Note that this just interpolates the vehicles' positions based on their delay, which in turn is calculated based on periodic pings that the vehicle sends AFAIK. So the map does not show realtime positions in the same sense as e.g. HSL's trip planner does [1][2]. In fact, the location and speed of a vehicle can be very off.

Personally, I loathe this map, because it gives an impression of accurate data, even though it isn't that precise. VBB gets credit for providing supposedly reliable data, even though they could (and should, given amount of tax money spent) provide much better data!

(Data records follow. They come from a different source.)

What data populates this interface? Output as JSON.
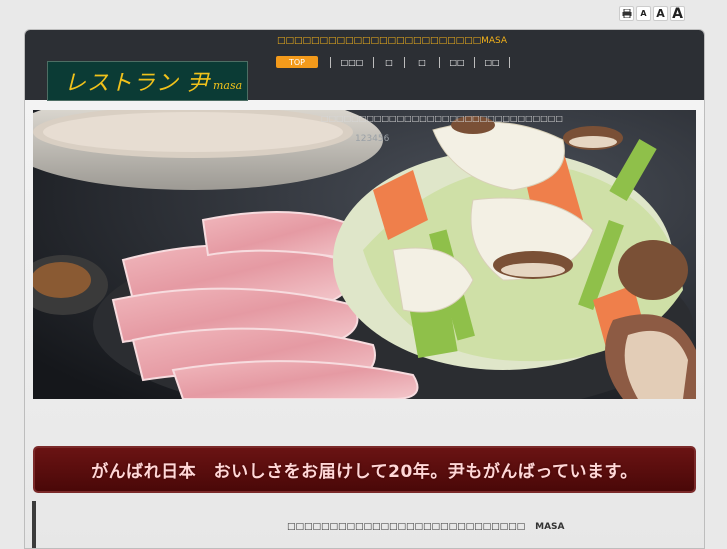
{
  "utility": {
    "print_icon": "printer-icon",
    "font_small": "A",
    "font_medium": "A",
    "font_large": "A"
  },
  "header": {
    "site_title": "□□□□□□□□□□□□□□□□□□□□□□□□MASA",
    "logo_jp": "レストラン 尹",
    "logo_en": "masa"
  },
  "nav": {
    "items": [
      {
        "label": "TOP",
        "active": true
      },
      {
        "label": "□□□"
      },
      {
        "label": "□"
      },
      {
        "label": "□"
      },
      {
        "label": "□□"
      },
      {
        "label": "□□"
      }
    ]
  },
  "hero": {
    "caption": "□□□□□□□□□□□□□□□□□□□□□□□□□□□□□□□□",
    "number": "123456"
  },
  "banner": {
    "text": "がんばれ日本　おいしさをお届けして20年。尹もがんばっています。"
  },
  "content": {
    "text": "□□□□□□□□□□□□□□□□□□□□□□□□□□□□",
    "masa": "MASA"
  },
  "colors": {
    "header_bg": "#2c2f34",
    "accent": "#f39a1b",
    "title": "#f2b11a",
    "banner_bg": "#5a0e0e"
  }
}
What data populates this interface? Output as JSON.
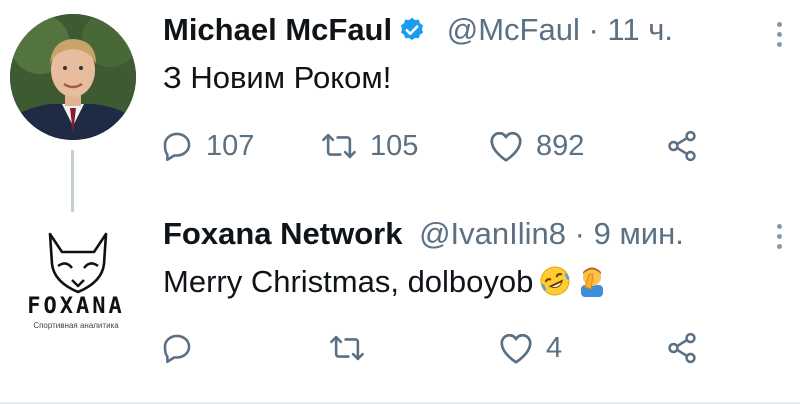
{
  "tweets": [
    {
      "author_name": "Michael McFaul",
      "handle": "@McFaul",
      "separator": "·",
      "time": "11 ч.",
      "text": "З Новим Роком!",
      "replies": "107",
      "retweets": "105",
      "likes": "892",
      "verified": true,
      "avatar_icon": "person-portrait-icon"
    },
    {
      "author_name": "Foxana Network",
      "handle": "@IvanIlin8",
      "separator": "·",
      "time": "9 мин.",
      "text": "Merry Christmas, dolboyob",
      "replies": "",
      "retweets": "",
      "likes": "4",
      "avatar_logo_text": "FOXANA",
      "avatar_logo_subtext": "Спортивная аналитика"
    }
  ],
  "colors": {
    "accent": "#1d9bf0",
    "muted": "#5b7083",
    "thread_line": "#c4cfd6"
  }
}
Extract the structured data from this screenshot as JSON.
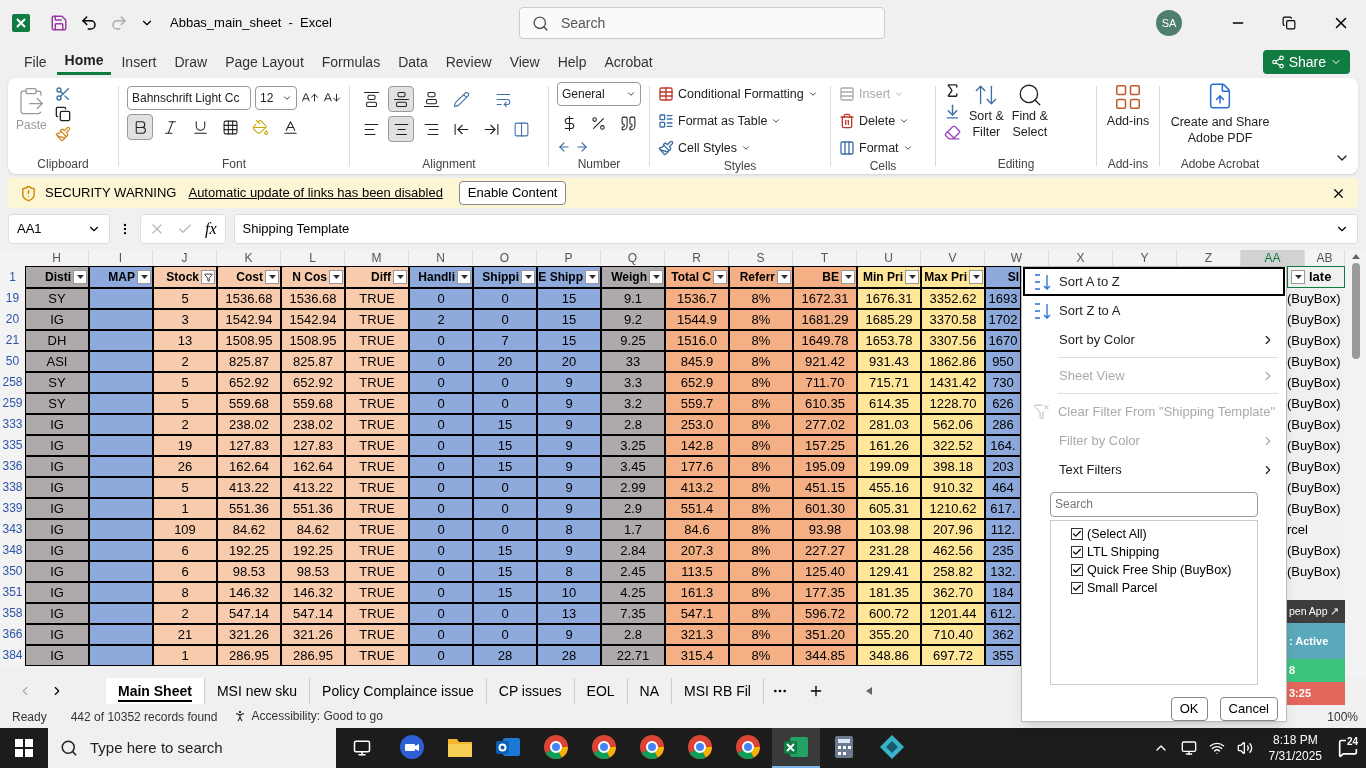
{
  "title_bar": {
    "title": "Abbas_main_sheet  -  Excel",
    "search": {
      "placeholder": "Search"
    },
    "avatar": "SA"
  },
  "menu": {
    "tabs": [
      {
        "label": "File",
        "selected": false
      },
      {
        "label": "Home",
        "selected": true
      },
      {
        "label": "Insert",
        "selected": false
      },
      {
        "label": "Draw",
        "selected": false
      },
      {
        "label": "Page Layout",
        "selected": false
      },
      {
        "label": "Formulas",
        "selected": false
      },
      {
        "label": "Data",
        "selected": false
      },
      {
        "label": "Review",
        "selected": false
      },
      {
        "label": "View",
        "selected": false
      },
      {
        "label": "Help",
        "selected": false
      },
      {
        "label": "Acrobat",
        "selected": false
      }
    ],
    "share": "Share"
  },
  "ribbon": {
    "clipboard": {
      "label": "Clipboard",
      "paste": "Paste"
    },
    "font": {
      "label": "Font",
      "family": "Bahnschrift Light Cc",
      "size": "12",
      "bold": true
    },
    "alignment": {
      "label": "Alignment",
      "vertical": [
        {
          "selected": false
        },
        {
          "selected": true
        },
        {
          "selected": false
        }
      ],
      "horizontal": [
        {
          "selected": false
        },
        {
          "selected": true
        },
        {
          "selected": false
        }
      ]
    },
    "number": {
      "label": "Number",
      "format": "General"
    },
    "styles": {
      "label": "Styles",
      "items": [
        "Conditional Formatting",
        "Format as Table",
        "Cell Styles"
      ]
    },
    "cells": {
      "label": "Cells",
      "items": [
        {
          "label": "Insert",
          "disabled": true
        },
        {
          "label": "Delete",
          "disabled": false
        },
        {
          "label": "Format",
          "disabled": false
        }
      ]
    },
    "editing": {
      "label": "Editing",
      "sort_filter": [
        "Sort &",
        "Filter"
      ],
      "find_select": [
        "Find &",
        "Select"
      ]
    },
    "addins": {
      "label": "Add-ins",
      "button": "Add-ins"
    },
    "acrobat": {
      "label": "Adobe Acrobat",
      "button": [
        "Create and Share",
        "Adobe PDF"
      ]
    }
  },
  "security_bar": {
    "title": "SECURITY WARNING",
    "message": "Automatic update of links has been disabled",
    "button": "Enable Content"
  },
  "formula_bar": {
    "name_box": "AA1",
    "fx": "fx",
    "formula": "Shipping Template"
  },
  "sheet": {
    "column_letters": [
      {
        "letter": "H",
        "selected": false
      },
      {
        "letter": "I",
        "selected": false
      },
      {
        "letter": "J",
        "selected": false
      },
      {
        "letter": "K",
        "selected": false
      },
      {
        "letter": "L",
        "selected": false
      },
      {
        "letter": "M",
        "selected": false
      },
      {
        "letter": "N",
        "selected": false
      },
      {
        "letter": "O",
        "selected": false
      },
      {
        "letter": "P",
        "selected": false
      },
      {
        "letter": "Q",
        "selected": false
      },
      {
        "letter": "R",
        "selected": false
      },
      {
        "letter": "S",
        "selected": false
      },
      {
        "letter": "T",
        "selected": false
      },
      {
        "letter": "U",
        "selected": false
      },
      {
        "letter": "V",
        "selected": false
      },
      {
        "letter": "W",
        "selected": false
      },
      {
        "letter": "X",
        "selected": false
      },
      {
        "letter": "Y",
        "selected": false
      },
      {
        "letter": "Z",
        "selected": false
      },
      {
        "letter": "AA",
        "selected": true
      },
      {
        "letter": "AB",
        "selected": false
      }
    ],
    "header_row": {
      "number": "1",
      "tail": "late"
    },
    "columns": [
      {
        "header": "Disti",
        "color": "#aeaaaa",
        "kind": "text",
        "filtered": false
      },
      {
        "header": "MAP",
        "color": "#8ea9db",
        "kind": "text",
        "filtered": false
      },
      {
        "header": "Stock",
        "color": "#f8cbad",
        "kind": "text",
        "filtered": true
      },
      {
        "header": "Cost",
        "color": "#f8cbad",
        "kind": "text",
        "filtered": false
      },
      {
        "header": "N Cos",
        "color": "#f8cbad",
        "kind": "text",
        "filtered": false
      },
      {
        "header": "Diff",
        "color": "#f8cbad",
        "kind": "text",
        "filtered": false
      },
      {
        "header": "Handli",
        "color": "#8ea9db",
        "kind": "text",
        "filtered": false
      },
      {
        "header": "Shippi",
        "color": "#8ea9db",
        "kind": "text",
        "filtered": false
      },
      {
        "header": "E Shipp",
        "color": "#8ea9db",
        "kind": "text",
        "filtered": false
      },
      {
        "header": "Weigh",
        "color": "#aeaaaa",
        "kind": "text",
        "filtered": false
      },
      {
        "header": "Total C",
        "color": "#f4b084",
        "kind": "text",
        "filtered": false
      },
      {
        "header": "Referr",
        "color": "#f4b084",
        "kind": "text",
        "filtered": false
      },
      {
        "header": "BE",
        "color": "#f4b084",
        "kind": "text",
        "filtered": false
      },
      {
        "header": "Min Pri",
        "color": "#ffe699",
        "kind": "text",
        "filtered": false
      },
      {
        "header": "Max Pri",
        "color": "#ffe699",
        "kind": "text",
        "filtered": false
      },
      {
        "header": "Sl",
        "color": "#8ea9db",
        "kind": "cut"
      }
    ],
    "rows": [
      {
        "number": "19",
        "cells": [
          "SY",
          "",
          "5",
          "1536.68",
          "1536.68",
          "TRUE",
          "0",
          "0",
          "15",
          "9.1",
          "1536.7",
          "8%",
          "1672.31",
          "1676.31",
          "3352.62",
          "1693"
        ],
        "tail": "(BuyBox)"
      },
      {
        "number": "20",
        "cells": [
          "IG",
          "",
          "3",
          "1542.94",
          "1542.94",
          "TRUE",
          "2",
          "0",
          "15",
          "9.2",
          "1544.9",
          "8%",
          "1681.29",
          "1685.29",
          "3370.58",
          "1702"
        ],
        "tail": "(BuyBox)"
      },
      {
        "number": "21",
        "cells": [
          "DH",
          "",
          "13",
          "1508.95",
          "1508.95",
          "TRUE",
          "0",
          "7",
          "15",
          "9.25",
          "1516.0",
          "8%",
          "1649.78",
          "1653.78",
          "3307.56",
          "1670"
        ],
        "tail": "(BuyBox)"
      },
      {
        "number": "50",
        "cells": [
          "ASI",
          "",
          "2",
          "825.87",
          "825.87",
          "TRUE",
          "0",
          "20",
          "20",
          "33",
          "845.9",
          "8%",
          "921.42",
          "931.43",
          "1862.86",
          "950"
        ],
        "tail": "(BuyBox)"
      },
      {
        "number": "258",
        "cells": [
          "SY",
          "",
          "5",
          "652.92",
          "652.92",
          "TRUE",
          "0",
          "0",
          "9",
          "3.3",
          "652.9",
          "8%",
          "711.70",
          "715.71",
          "1431.42",
          "730"
        ],
        "tail": "(BuyBox)"
      },
      {
        "number": "259",
        "cells": [
          "SY",
          "",
          "5",
          "559.68",
          "559.68",
          "TRUE",
          "0",
          "0",
          "9",
          "3.2",
          "559.7",
          "8%",
          "610.35",
          "614.35",
          "1228.70",
          "626"
        ],
        "tail": "(BuyBox)"
      },
      {
        "number": "333",
        "cells": [
          "IG",
          "",
          "2",
          "238.02",
          "238.02",
          "TRUE",
          "0",
          "15",
          "9",
          "2.8",
          "253.0",
          "8%",
          "277.02",
          "281.03",
          "562.06",
          "286"
        ],
        "tail": "(BuyBox)"
      },
      {
        "number": "335",
        "cells": [
          "IG",
          "",
          "19",
          "127.83",
          "127.83",
          "TRUE",
          "0",
          "15",
          "9",
          "3.25",
          "142.8",
          "8%",
          "157.25",
          "161.26",
          "322.52",
          "164."
        ],
        "tail": "(BuyBox)"
      },
      {
        "number": "336",
        "cells": [
          "IG",
          "",
          "26",
          "162.64",
          "162.64",
          "TRUE",
          "0",
          "15",
          "9",
          "3.45",
          "177.6",
          "8%",
          "195.09",
          "199.09",
          "398.18",
          "203"
        ],
        "tail": "(BuyBox)"
      },
      {
        "number": "338",
        "cells": [
          "IG",
          "",
          "5",
          "413.22",
          "413.22",
          "TRUE",
          "0",
          "0",
          "9",
          "2.99",
          "413.2",
          "8%",
          "451.15",
          "455.16",
          "910.32",
          "464"
        ],
        "tail": "(BuyBox)"
      },
      {
        "number": "339",
        "cells": [
          "IG",
          "",
          "1",
          "551.36",
          "551.36",
          "TRUE",
          "0",
          "0",
          "9",
          "2.9",
          "551.4",
          "8%",
          "601.30",
          "605.31",
          "1210.62",
          "617."
        ],
        "tail": "(BuyBox)"
      },
      {
        "number": "343",
        "cells": [
          "IG",
          "",
          "109",
          "84.62",
          "84.62",
          "TRUE",
          "0",
          "0",
          "8",
          "1.7",
          "84.6",
          "8%",
          "93.98",
          "103.98",
          "207.96",
          "112."
        ],
        "tail": "rcel"
      },
      {
        "number": "348",
        "cells": [
          "IG",
          "",
          "6",
          "192.25",
          "192.25",
          "TRUE",
          "0",
          "15",
          "9",
          "2.84",
          "207.3",
          "8%",
          "227.27",
          "231.28",
          "462.56",
          "235"
        ],
        "tail": "(BuyBox)"
      },
      {
        "number": "350",
        "cells": [
          "IG",
          "",
          "6",
          "98.53",
          "98.53",
          "TRUE",
          "0",
          "15",
          "8",
          "2.45",
          "113.5",
          "8%",
          "125.40",
          "129.41",
          "258.82",
          "132."
        ],
        "tail": "(BuyBox)"
      },
      {
        "number": "351",
        "cells": [
          "IG",
          "",
          "8",
          "146.32",
          "146.32",
          "TRUE",
          "0",
          "15",
          "10",
          "4.25",
          "161.3",
          "8%",
          "177.35",
          "181.35",
          "362.70",
          "184"
        ]
      },
      {
        "number": "358",
        "cells": [
          "IG",
          "",
          "2",
          "547.14",
          "547.14",
          "TRUE",
          "0",
          "0",
          "13",
          "7.35",
          "547.1",
          "8%",
          "596.72",
          "600.72",
          "1201.44",
          "612."
        ]
      },
      {
        "number": "366",
        "cells": [
          "IG",
          "",
          "21",
          "321.26",
          "321.26",
          "TRUE",
          "0",
          "0",
          "9",
          "2.8",
          "321.3",
          "8%",
          "351.20",
          "355.20",
          "710.40",
          "362"
        ]
      },
      {
        "number": "384",
        "cells": [
          "IG",
          "",
          "1",
          "286.95",
          "286.95",
          "TRUE",
          "0",
          "28",
          "28",
          "22.71",
          "315.4",
          "8%",
          "344.85",
          "348.86",
          "697.72",
          "355"
        ]
      }
    ]
  },
  "filter_menu": {
    "items": [
      {
        "kind": "sort-asc",
        "label": "Sort A to Z",
        "disabled": false,
        "selected": true
      },
      {
        "kind": "sort-desc",
        "label": "Sort Z to A",
        "disabled": false,
        "selected": false
      },
      {
        "kind": "submenu",
        "label": "Sort by Color",
        "disabled": false,
        "selected": false
      },
      {
        "kind": "divider"
      },
      {
        "kind": "submenu",
        "label": "Sheet View",
        "disabled": true,
        "selected": false
      },
      {
        "kind": "divider"
      },
      {
        "kind": "clear",
        "label": "Clear Filter From \"Shipping Template\"",
        "disabled": true,
        "selected": false
      },
      {
        "kind": "submenu",
        "label": "Filter by Color",
        "disabled": true,
        "selected": false
      },
      {
        "kind": "submenu",
        "label": "Text Filters",
        "disabled": false,
        "selected": false
      }
    ],
    "search": {
      "placeholder": "Search"
    },
    "values": [
      {
        "label": "(Select All)",
        "checked": true
      },
      {
        "label": "LTL Shipping",
        "checked": true
      },
      {
        "label": "Quick Free Ship (BuyBox)",
        "checked": true
      },
      {
        "label": "Small Parcel",
        "checked": true
      }
    ],
    "buttons": [
      "OK",
      "Cancel"
    ]
  },
  "side_widget": [
    {
      "text": "pen App ↗",
      "color": "#3d3d3d"
    },
    {
      "text": ": Active",
      "color": "#5aa9bb"
    },
    {
      "text": "8",
      "color": "#3cc47c"
    },
    {
      "text": "3:25",
      "color": "#e2665c"
    }
  ],
  "sheet_tabs": [
    {
      "label": "Main Sheet",
      "selected": true
    },
    {
      "label": "MSI new sku",
      "selected": false
    },
    {
      "label": "Policy Complaince issue",
      "selected": false
    },
    {
      "label": "CP issues",
      "selected": false
    },
    {
      "label": "EOL",
      "selected": false
    },
    {
      "label": "NA",
      "selected": false
    },
    {
      "label": "MSI RB Fil",
      "selected": false
    }
  ],
  "status_bar": {
    "mode": "Ready",
    "records": "442 of 10352 records found",
    "accessibility": "Accessibility: Good to go",
    "zoom": "100%"
  },
  "taskbar": {
    "search": {
      "placeholder": "Type here to search"
    },
    "time": "8:18 PM",
    "date": "7/31/2025",
    "badge": "24",
    "apps": [
      {
        "kind": "zoom",
        "selected": false
      },
      {
        "kind": "folder",
        "selected": false
      },
      {
        "kind": "outlook",
        "selected": false
      },
      {
        "kind": "browser",
        "selected": false
      },
      {
        "kind": "browser",
        "selected": false
      },
      {
        "kind": "browser",
        "selected": false
      },
      {
        "kind": "browser",
        "selected": false
      },
      {
        "kind": "browser",
        "selected": false
      },
      {
        "kind": "excel",
        "selected": true
      },
      {
        "kind": "calculator",
        "selected": false
      },
      {
        "kind": "diamond",
        "selected": false
      }
    ]
  }
}
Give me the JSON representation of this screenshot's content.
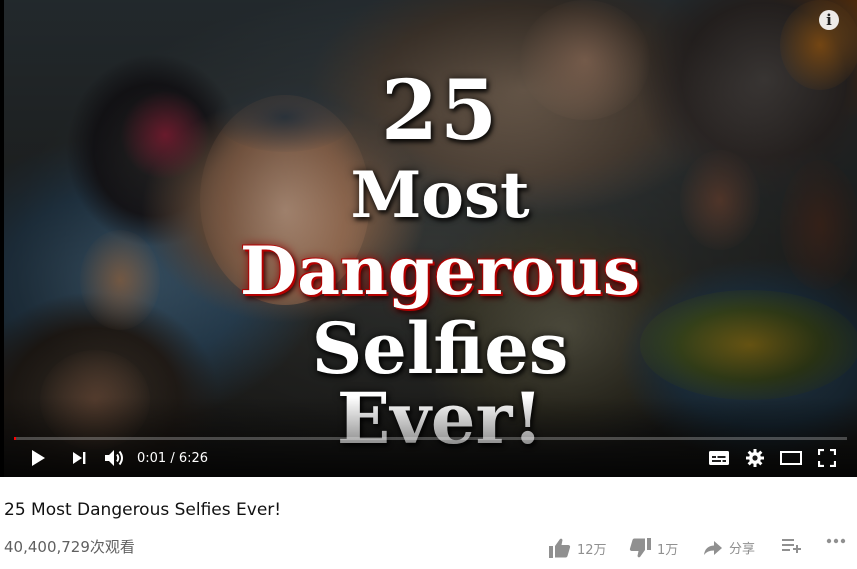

[1] In the departures section on the left, tap on one of the upcoming departures to see the vehicle in realtime: https://reittiopas.hsl.fi/terminaalit/HSL%3A1000105?locale=e... [2] https://digitransit.fi/en/developers/apis/4-realtime-api/veh...

divan|3 years ago

What's the purpose of animation here?

It seems to have no information about actual train position, or am I missing something?

Closi|3 years ago

I think it is just a toy :)

But the trains are sort-of-actual positions based on the time in the top right hand corner and the latest estimated arrival times, but time is moving forwards at 50x speed.

Markoff|3 years ago

[deleted]

GekkePrutser|3 years ago

xn-- domains are fallback Unicode compatibility domains for systems that don't support it. It's mainly seen in Asia. So it's not the intended representation of the domain name, that's ubähnchen.vercel.app

I think ubähnchen means little U-bahn.

It's interesting to see Germans are still very strict with their letter accents even in domain names. I'm from the Netherlands myself and because we mainly use US keyboards (there is a NL type but nobody uses it), accents are a PITA to type so people started leaving them out. These days they're almost extinct, as is the ligature for "ij". We're pretty pragmatic like that. Personally I wouldn't even care if we phase Dutch out for English, it's just much more useful on a global scale. But that's probably a step too far for most.

hk__2|3 years ago

> Please don't post shallow dismissals, especially of other people's work. A good critical comment teaches us something.

Elzear|3 years ago

The link I posted was https://ubahnchen.vercel.app but, because there is a redirection, HackerNews changed it automatically.

You can also memorize ubaehnchen.vercel.app

numpad0|3 years ago

That’s punycode encoding, defined in RFC3492(2003) but not getting much traction since.